CONEXIÓN, NO PIEZA IBÉRICA · EPÍLOGO · PERSONAS ENTRE DOS MARCOS
Romanización fue también negociación, pérdida y oportunidad
Adoptar un nombre latino no borraba de inmediato oficio, parentesco ni memoria local.

La conquista iniciada en 218 a. C. no produjo una sustitución homogénea. Comunidades, aristocracias y talleres negociaron con un poder militar y fiscal desigual: algunas familias resistieron, otras colaboraron y muchas cambiaron de estrategia a lo largo de generaciones.
Vestimenta romana, ciudadanía, servicio militar, escritura latina o cargos municipales podían convertirse en herramientas de competencia local. Al mismo tiempo, hubo violencia, desposesión, esclavización, abandono de ciudades y reordenación de recursos.
El museo cierra con decisiones concretas: un jinete que acepta servicio, una alfarera que adapta una forma, una familia que latiniza un nombre y un santuario que mantiene un destinatario antiguo en un altar nuevo.
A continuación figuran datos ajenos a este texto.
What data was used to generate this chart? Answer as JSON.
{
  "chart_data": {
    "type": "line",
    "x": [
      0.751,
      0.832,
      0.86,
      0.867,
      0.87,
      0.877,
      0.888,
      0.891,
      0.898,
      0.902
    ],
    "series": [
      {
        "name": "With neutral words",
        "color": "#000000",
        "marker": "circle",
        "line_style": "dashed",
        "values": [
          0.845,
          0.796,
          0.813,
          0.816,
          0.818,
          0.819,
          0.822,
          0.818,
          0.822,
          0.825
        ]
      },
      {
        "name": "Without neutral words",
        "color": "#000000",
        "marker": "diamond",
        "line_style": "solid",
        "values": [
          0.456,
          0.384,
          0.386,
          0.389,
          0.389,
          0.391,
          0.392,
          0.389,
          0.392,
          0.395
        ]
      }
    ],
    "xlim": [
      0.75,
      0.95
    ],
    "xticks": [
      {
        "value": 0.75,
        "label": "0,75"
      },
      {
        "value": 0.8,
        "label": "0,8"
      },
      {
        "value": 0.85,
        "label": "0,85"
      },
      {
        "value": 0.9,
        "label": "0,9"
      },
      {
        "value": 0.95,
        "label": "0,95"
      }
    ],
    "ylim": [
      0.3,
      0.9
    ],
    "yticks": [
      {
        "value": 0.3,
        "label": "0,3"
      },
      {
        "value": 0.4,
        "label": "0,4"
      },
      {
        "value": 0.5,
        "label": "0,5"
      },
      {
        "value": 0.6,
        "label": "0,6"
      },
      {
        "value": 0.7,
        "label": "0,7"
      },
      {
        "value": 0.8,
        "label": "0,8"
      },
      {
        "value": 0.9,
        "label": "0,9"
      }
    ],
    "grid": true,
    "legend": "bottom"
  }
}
Qué sabemos y qué sigue abierto
Hecho documentado: diversidad regional de secuencias urbanas, epigrafía, reclutamiento, producción y culto. Interpretación y cautela: «romanización» describe procesos múltiples y asimétricos; no es una flecha única de progreso ni una desaparición instantánea de lo indígena.
- Fecha narrativa
- Desde finales del siglo III a. C. hasta el Alto Imperio
- Lugar
- Hispania mediterránea y meridional
- Material
- Inscripciones, ciudades, talleres, monedas y santuarios
- Contexto
- Síntesis interpretativa basada en casos arqueológicos
- Clasificación
- Conexión comparativa · no debe presentarse como pieza ibérica
- Referencia visual
- Montaje comparativo: inscripción, torno cerámico y trama urbana iberorromana
Una mirada más de cerca
Un nombre divino indígena escrito en latín
La publicación del pequeño altar de Betatun, procedente del entorno de Fuerte del Rey, mostró cómo una dedicatoria latina podía conservar un nombre religioso ibérico. Los investigadores lo estudiaron junto a noticias de un santuario romano y exvotos anatómicos, aunque el expolio había dañado gravemente el contexto. La inscripción permite observar una combinación que las etiquetas culturales rígidas ocultan: usar la lengua del poder romano no exigía abandonar cada destinatario religioso local. Tampoco conocemos por ese único nombre toda la mitología ni las ceremonias del culto.